Given that $A=\text{diag}(a_1,\dots,a_n)$ is a diagonal matrix (this we fix) with positive values and $B=\text{diag}(b_1,\dots,b_n)$ is a another diagonal matrix (this we get to choose) with positive values, I know that
\begin{align*}
\text{Tr} \left( A B \left( B + A^{-1} \right)^{-1} \right)
&= \sum_{i=1}^n \frac{a_i^2}{a_i+b_i^{-1}}
\end{align*}
is maximised when $b_i$'s (these are also the eigenvalues) are maximized, which further imply that $\text{Tr}(B)$ (these are also the sum of eigenvales) is maximized. Is this still true if $B$ is just a general positive definite matrix (i.e., Is $\text{Tr}(AB(B+A^{-1})^{-1})$ maximized when $\text{Tr}(B)$ is maximized — note that $A$ remains fixed)? (Note that $A$ is still a diagonal matrix with positive values.)
Best Answer
The observation that I think you have in mind is as follows. For diagonal matrices $B = \operatorname{diag}(b_1,\dots,b_n)$ and $C = \operatorname{diag}(c_1,\dots,c_n)$ and the function $$ f(B) = \operatorname{tr}(AB(B + A)^{-1}), $$ it holds that if $b_i \geq c_i > 0$ for all $i$, then $f(B) \geq f(C)$. One natural extension of this property would be that for positive definite matrices $B\succeq C$ (i.e. $B - C$ is positive semidefinite), it holds that $f(B) \geq f(C)$. As it turns out, this result does hold.

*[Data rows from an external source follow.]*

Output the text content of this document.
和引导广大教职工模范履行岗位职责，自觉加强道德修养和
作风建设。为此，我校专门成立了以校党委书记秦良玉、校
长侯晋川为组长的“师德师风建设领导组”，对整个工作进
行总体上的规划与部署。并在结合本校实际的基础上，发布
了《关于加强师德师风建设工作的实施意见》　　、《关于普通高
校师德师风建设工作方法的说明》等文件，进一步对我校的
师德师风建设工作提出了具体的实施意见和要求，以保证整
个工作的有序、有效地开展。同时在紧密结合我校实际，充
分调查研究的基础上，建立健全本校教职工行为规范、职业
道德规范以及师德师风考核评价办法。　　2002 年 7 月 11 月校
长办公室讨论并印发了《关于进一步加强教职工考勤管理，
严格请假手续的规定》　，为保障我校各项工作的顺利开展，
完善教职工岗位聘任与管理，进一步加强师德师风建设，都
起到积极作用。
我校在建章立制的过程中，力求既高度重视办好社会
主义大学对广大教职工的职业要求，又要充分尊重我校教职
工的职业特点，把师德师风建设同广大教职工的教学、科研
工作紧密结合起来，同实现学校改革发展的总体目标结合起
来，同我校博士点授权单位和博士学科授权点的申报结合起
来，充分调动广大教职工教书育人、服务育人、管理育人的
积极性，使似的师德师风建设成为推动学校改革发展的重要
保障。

First, note that we can rewrite $$ \begin{align} AB(B + A^{-1})^{-1} &= AB(A^{-1}[A + B^{-1}]B)^{-1} \\ & = ABB^{-1}(A + B^{-1})^{-1}A \\ &= A(A + B^{-1})^{-1}A. \end{align} $$ Now, it's easier to see that if $B$ is positive definite, then this expression (namely $A(A + B^{-1})^{-1}A$) is positive definite. Note that $$ B \succeq C \implies\\ B^{-1} \preceq C^{-1} \implies\\ A + B^{-1} \preceq A + C^{-1} \implies\\ (A + B^{-1})^{-1} \succeq (A + C^{-1})^{-1} \implies\\ A(A + B^{-1})^{-1}A \succeq A(A + C^{-1})^{-1}A. $$ It follows that $$ f(B) = \operatorname{tr}[A(A + B^{-1})^{-1}A] \geq \operatorname{tr}[A(A + C^{-1})^{-1}A] = f(C), $$ which is what we wanted to show.